Please let me say:  It appears from your posts in this thread that your desire is to pass on quality instruction and all that you know such that martial arts can be preserved.  Your willingness to refrain without some formal training is admirable indeed.  Kudos!

I hope you are able to find a good teacher to help shape your raw ability with shinai. :asian:


----------



## Swordlady (Jul 27, 2006)

Hi Eric...you already got a lot of good advice, so I don't want to repeat myself.  I think you have a great attitude about learning the sword arts.  Learning to teach others will come in time.  Even the most talented among us started as students.


----------



## Erik H (Jul 27, 2006)

thanks alot for all the info and good advice.  I have spoken to the instructor before in regards to other types of weapons training and between the two of us I am the only one who has any type of access to a certified JSA instructor but he is still the head instructor so it might be best to let him handle it.  As far as rank goes in our system, I am looked at as an instructor as well and I have actually assisted in training our current instructor to his black belt.  Anyway, sword arts training, biding time and patience seem like a good idea.  Thanks to all who have posted and I appreciate the courtesy and seriousness. 

Erik h


----------



## Brian R. VanCise (Jul 27, 2006)

Erik H said:
			
		

> thanks alot for all the info and good advice. I have spoken to the instructor before in regards to other types of weapons training and between the two of us I am the only one who has any type of access to a certified JSA instructor but he is still the head instructor so it might be best to let him handle it.
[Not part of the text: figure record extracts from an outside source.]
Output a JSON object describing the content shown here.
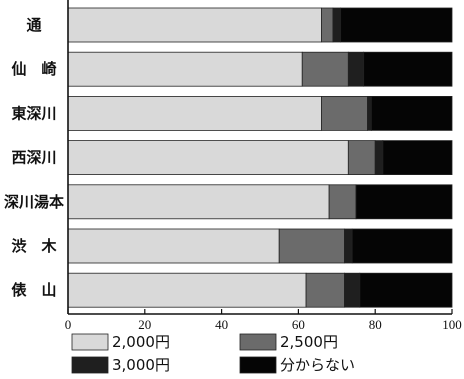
{
  "chart_data": {
    "type": "bar",
    "orientation": "horizontal",
    "stacked": true,
    "categories": [
      "通",
      "仙　崎",
      "東深川",
      "西深川",
      "深川湯本",
      "渋　木",
      "俵　山"
    ],
    "series": [
      {
        "name": "2,000円",
        "color": "#d9d9d9",
        "values": [
          66,
          61,
          66,
          73,
          68,
          55,
          62
        ]
      },
      {
        "name": "2,500円",
        "color": "#6b6b6b",
        "values": [
          3,
          12,
          12,
          7,
          7,
          17,
          10
        ]
      },
      {
        "name": "3,000円",
        "color": "#1f1f1f",
        "values": [
          2,
          4,
          1,
          2,
          0,
          2,
          4
        ]
      },
      {
        "name": "分からない",
        "color": "#050505",
        "values": [
          29,
          23,
          21,
          18,
          25,
          26,
          24
        ]
      }
    ],
    "xlim": [
      0,
      100
    ],
    "xticks": [
      "0",
      "20",
      "40",
      "60",
      "80",
      "100"
    ],
    "grid": false,
    "legend_position": "bottom"
  }
}
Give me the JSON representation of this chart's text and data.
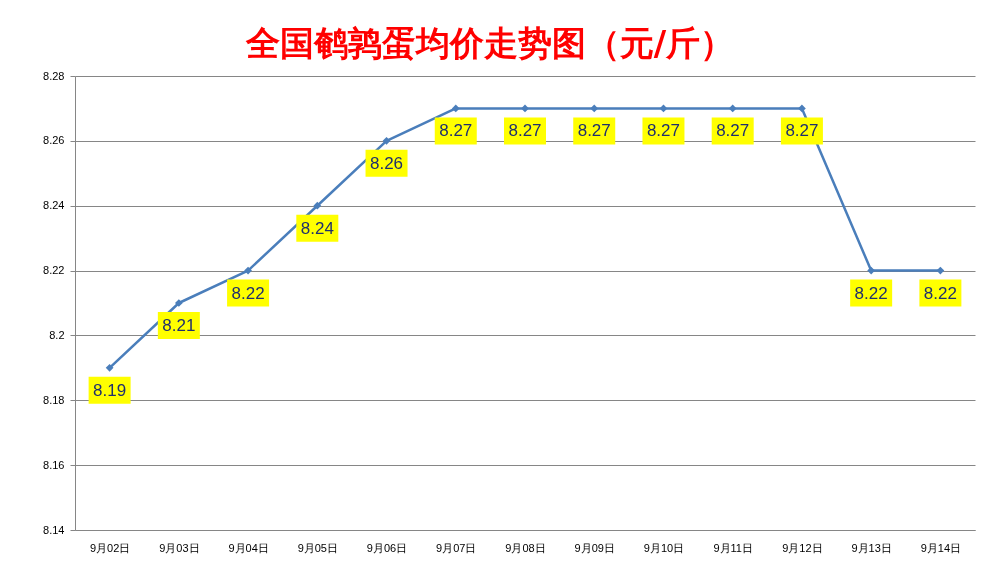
{
  "chart_data": {
    "type": "line",
    "title": "全国鹌鹑蛋均价走势图（元/斤）",
    "categories": [
      "9月02日",
      "9月03日",
      "9月04日",
      "9月05日",
      "9月06日",
      "9月07日",
      "9月08日",
      "9月09日",
      "9月10日",
      "9月11日",
      "9月12日",
      "9月13日",
      "9月14日"
    ],
    "series": [
      {
        "color": "#4a7ebb",
        "values": [
          8.19,
          8.21,
          8.22,
          8.24,
          8.26,
          8.27,
          8.27,
          8.27,
          8.27,
          8.27,
          8.27,
          8.22,
          8.22
        ]
      }
    ],
    "ylim": [
      8.14,
      8.28
    ],
    "yticks": [
      8.14,
      8.16,
      8.18,
      8.2,
      8.22,
      8.24,
      8.26,
      8.28
    ],
    "grid": "y",
    "marker": "diamond",
    "line_style": "solid",
    "data_labels": true
  }
}
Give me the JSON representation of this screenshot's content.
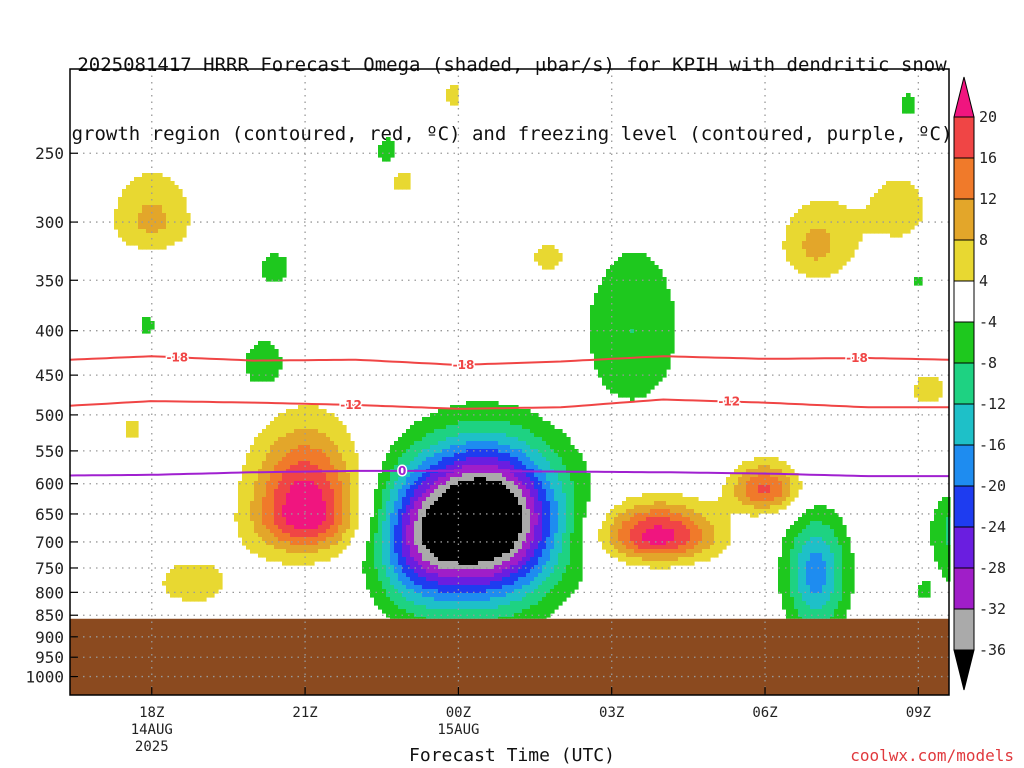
{
  "title_line1": "2025081417 HRRR Forecast Omega (shaded, μbar/s) for KPIH with dendritic snow",
  "title_line2": "growth region (contoured, red, ºC) and freezing level (contoured, purple, ºC)",
  "xlabel": "Forecast Time (UTC)",
  "credit": "coolwx.com/models",
  "colors": {
    "terrain": "#8b4a1f",
    "snow_contour": "#f04545",
    "freezing_contour": "#a020d0",
    "grid": "#999999"
  },
  "chart_data": {
    "type": "heatmap",
    "title": "2025081417 HRRR Forecast Omega (shaded, μbar/s) for KPIH with dendritic snow growth region (contoured, red, ºC) and freezing level (contoured, purple, ºC)",
    "xlabel": "Forecast Time (UTC)",
    "ylabel": "",
    "y_scale": "log",
    "y_inverted": true,
    "ylim": [
      1050,
      200
    ],
    "xlim_hours": [
      -0.6,
      16.6
    ],
    "y_ticks": [
      250,
      300,
      350,
      400,
      450,
      500,
      550,
      600,
      650,
      700,
      750,
      800,
      850,
      900,
      950,
      1000
    ],
    "x_ticks": [
      {
        "hour": 1,
        "label": "18Z",
        "sub1": "14AUG",
        "sub2": "2025"
      },
      {
        "hour": 4,
        "label": "21Z",
        "sub1": "",
        "sub2": ""
      },
      {
        "hour": 7,
        "label": "00Z",
        "sub1": "15AUG",
        "sub2": ""
      },
      {
        "hour": 10,
        "label": "03Z",
        "sub1": "",
        "sub2": ""
      },
      {
        "hour": 13,
        "label": "06Z",
        "sub1": "",
        "sub2": ""
      },
      {
        "hour": 16,
        "label": "09Z",
        "sub1": "",
        "sub2": ""
      }
    ],
    "grid": true,
    "surface_pressure_hpa": 858,
    "colorbar": {
      "ticks": [
        20,
        16,
        12,
        8,
        4,
        -4,
        -8,
        -12,
        -16,
        -20,
        -24,
        -28,
        -32,
        -36
      ],
      "bins": [
        {
          "from": 20,
          "to": 24,
          "color": "#f0157f"
        },
        {
          "from": 16,
          "to": 20,
          "color": "#f04545"
        },
        {
          "from": 12,
          "to": 16,
          "color": "#f07a2a"
        },
        {
          "from": 8,
          "to": 12,
          "color": "#e3a62a"
        },
        {
          "from": 4,
          "to": 8,
          "color": "#e8d831"
        },
        {
          "from": -4,
          "to": 4,
          "color": "#ffffff"
        },
        {
          "from": -8,
          "to": -4,
          "color": "#1ec81e"
        },
        {
          "from": -12,
          "to": -8,
          "color": "#1ed282"
        },
        {
          "from": -16,
          "to": -12,
          "color": "#1ec0c8"
        },
        {
          "from": -20,
          "to": -16,
          "color": "#1e8cf0"
        },
        {
          "from": -24,
          "to": -20,
          "color": "#1e3cf0"
        },
        {
          "from": -28,
          "to": -24,
          "color": "#6a1ee0"
        },
        {
          "from": -32,
          "to": -28,
          "color": "#a01ec8"
        },
        {
          "from": -36,
          "to": -32,
          "color": "#aaaaaa"
        },
        {
          "from": -40,
          "to": -36,
          "color": "#000000"
        }
      ]
    },
    "omega_features": [
      {
        "hour": 1.0,
        "p": 300,
        "wh": 0.8,
        "wl": 0.45,
        "hw": 0.8,
        "value": 9
      },
      {
        "hour": 5.9,
        "p": 270,
        "wh": 0.25,
        "wl": 0.2,
        "hw": 0.3,
        "value": 6
      },
      {
        "hour": 6.9,
        "p": 215,
        "wh": 0.35,
        "wl": 0.3,
        "hw": 0.25,
        "value": 5
      },
      {
        "hour": 8.8,
        "p": 330,
        "wh": 0.5,
        "wl": 0.4,
        "hw": 0.7,
        "value": 5
      },
      {
        "hour": 14.0,
        "p": 320,
        "wh": 0.7,
        "wl": 0.5,
        "hw": 0.7,
        "value": 9
      },
      {
        "hour": 15.6,
        "p": 290,
        "wh": 0.9,
        "wl": 0.8,
        "hw": 1.0,
        "value": 5
      },
      {
        "hour": 0.6,
        "p": 520,
        "wh": 0.3,
        "wl": 0.25,
        "hw": 0.3,
        "value": 5
      },
      {
        "hour": 16.2,
        "p": 470,
        "wh": 0.5,
        "wl": 0.3,
        "hw": 0.6,
        "value": 5
      },
      {
        "hour": 16.6,
        "p": 580,
        "wh": 0.5,
        "wl": 0.4,
        "hw": 0.6,
        "value": 5
      },
      {
        "hour": 4.0,
        "p": 650,
        "wh": 1.2,
        "wl": 0.55,
        "hw": 1.0,
        "value": 24
      },
      {
        "hour": 1.8,
        "p": 780,
        "wh": 0.6,
        "wl": 0.55,
        "hw": 1.2,
        "value": 5
      },
      {
        "hour": 10.9,
        "p": 690,
        "wh": 0.5,
        "wl": 0.35,
        "hw": 1.1,
        "value": 22
      },
      {
        "hour": 13.0,
        "p": 610,
        "wh": 0.4,
        "wl": 0.3,
        "hw": 0.65,
        "value": 17
      },
      {
        "hour": 16.2,
        "p": 830,
        "wh": 0.15,
        "wl": 0.1,
        "hw": 0.4,
        "value": 5
      },
      {
        "hour": 5.6,
        "p": 250,
        "wh": 0.35,
        "wl": 0.25,
        "hw": 0.25,
        "value": -6
      },
      {
        "hour": 15.8,
        "p": 220,
        "wh": 0.3,
        "wl": 0.25,
        "hw": 0.2,
        "value": -6
      },
      {
        "hour": 3.4,
        "p": 340,
        "wh": 0.3,
        "wl": 0.25,
        "hw": 0.35,
        "value": -7
      },
      {
        "hour": 3.2,
        "p": 440,
        "wh": 0.5,
        "wl": 0.4,
        "hw": 0.5,
        "value": -7
      },
      {
        "hour": 16.0,
        "p": 350,
        "wh": 0.2,
        "wl": 0.15,
        "hw": 0.15,
        "value": -6
      },
      {
        "hour": 0.9,
        "p": 395,
        "wh": 0.2,
        "wl": 0.15,
        "hw": 0.2,
        "value": -6
      },
      {
        "hour": 6.2,
        "p": 710,
        "wh": 1.0,
        "wl": 0.9,
        "hw": 0.85,
        "value": -15
      },
      {
        "hour": 7.5,
        "p": 660,
        "wh": 1.1,
        "wl": 1.1,
        "hw": 1.4,
        "value": -48
      },
      {
        "hour": 10.4,
        "p": 400,
        "wh": 1.4,
        "wl": 1.2,
        "hw": 1.0,
        "value": -8
      },
      {
        "hour": 14.0,
        "p": 760,
        "wh": 0.85,
        "wl": 0.85,
        "hw": 0.6,
        "value": -18
      },
      {
        "hour": 16.9,
        "p": 680,
        "wh": 0.9,
        "wl": 0.8,
        "hw": 0.65,
        "value": -11
      },
      {
        "hour": 16.1,
        "p": 815,
        "wh": 0.3,
        "wl": 0.25,
        "hw": 0.25,
        "value": -6
      }
    ],
    "series": [
      {
        "name": "-18",
        "type": "contour",
        "hours": [
          -0.6,
          1.0,
          3.0,
          5.0,
          7.0,
          9.0,
          11.0,
          13.0,
          15.0,
          16.6
        ],
        "pressure": [
          432,
          428,
          433,
          432,
          438,
          434,
          428,
          431,
          430,
          432
        ]
      },
      {
        "name": "-12",
        "type": "contour",
        "hours": [
          -0.6,
          1.0,
          3.0,
          5.0,
          7.0,
          9.0,
          11.0,
          13.0,
          15.0,
          16.6
        ],
        "pressure": [
          488,
          482,
          484,
          487,
          492,
          490,
          480,
          484,
          490,
          490
        ]
      },
      {
        "name": "0",
        "type": "contour",
        "hours": [
          -0.6,
          1.0,
          3.0,
          5.0,
          7.0,
          9.0,
          11.0,
          13.0,
          15.0,
          16.6
        ],
        "pressure": [
          587,
          586,
          582,
          580,
          580,
          581,
          582,
          584,
          588,
          588
        ]
      }
    ],
    "contour_labels": [
      {
        "text": "-18",
        "series": "-18",
        "hour": 1.5
      },
      {
        "text": "-18",
        "series": "-18",
        "hour": 7.1
      },
      {
        "text": "-18",
        "series": "-18",
        "hour": 14.8
      },
      {
        "text": "-12",
        "series": "-12",
        "hour": 4.9
      },
      {
        "text": "-12",
        "series": "-12",
        "hour": 12.3
      },
      {
        "text": "0",
        "series": "0",
        "hour": 5.9
      }
    ]
  }
}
As far as rank goes in our system, I am looked at as an instructor as well and I have actually assisted in training our current instructor to his black belt. Anyway, sword arts training, biding time and patience seem like a good idea. Thanks to all who have posted and I appreciate the courtesy and seriousness.
> 
> Erik h


 
Keep training and do your best.  Seek out qualified instruction.  If you enjoyed the Ninpo art that you observed, (hopefully Bujinkan) then hopefully you can attend seminars even if they are far away.  Good luck and understand that in order to teach something you need to have a basis of referance and depth. (qualifed instruction)

Brian R. VanCise
www.instinctiveresponsetraining.com


----------



## Carol (Jul 27, 2006)

Erik H said:
			
		

> thanks alot for all the info and good advice. I have spoken to the instructor before in regards to other types of weapons training and between the two of us I am the only one who has any type of access to a certified JSA instructor but he is still the head instructor so it might be best to let him handle it. As far as rank goes in our system, I am looked at as an instructor as well and I have actually assisted in training our current instructor to his black belt. Anyway, sword arts training, biding time and patience seem like a good idea. Thanks to all who have posted and I appreciate the courtesy and seriousness.
> 
> Erik h


 
See how things go.  Your instructor may be delighted that you have interest in getting properly trained in a sword art to where you become strong enough to teach someday.

At my own school (Kenpo) we have instructors that have trained in or even earned black belts in other arts on their journey.  The head instructor is happy to have them teach seperate mini-classes in other specialties because the other instructors have a bakcgrond to do so.  The classes haven't been enough to award rank, nor are the instructors interested in teaching any art other than Kenpo.  But, the teaching has been enough to expose the rest of us to a new art that we have not seen before, and to me that has been very rewarding 

Erik, IMO you are doing a great job by wondering aloud, asking questions, and wanting to offer the due respects to bladed arts that they deserve.  With the proper training, I think you will not only make an excellent swordsman but a fantastic instructor as well.   Your passion is fantastic, your poise and clear-thinking is a credit to the dedication that you have put to your years of training.

Keep your eyes open, and keep looking for ways you can get sword training.  You may get fortunate enough to discover options above and beyond what are in front of you right now 

Keep up the great work :asian:


----------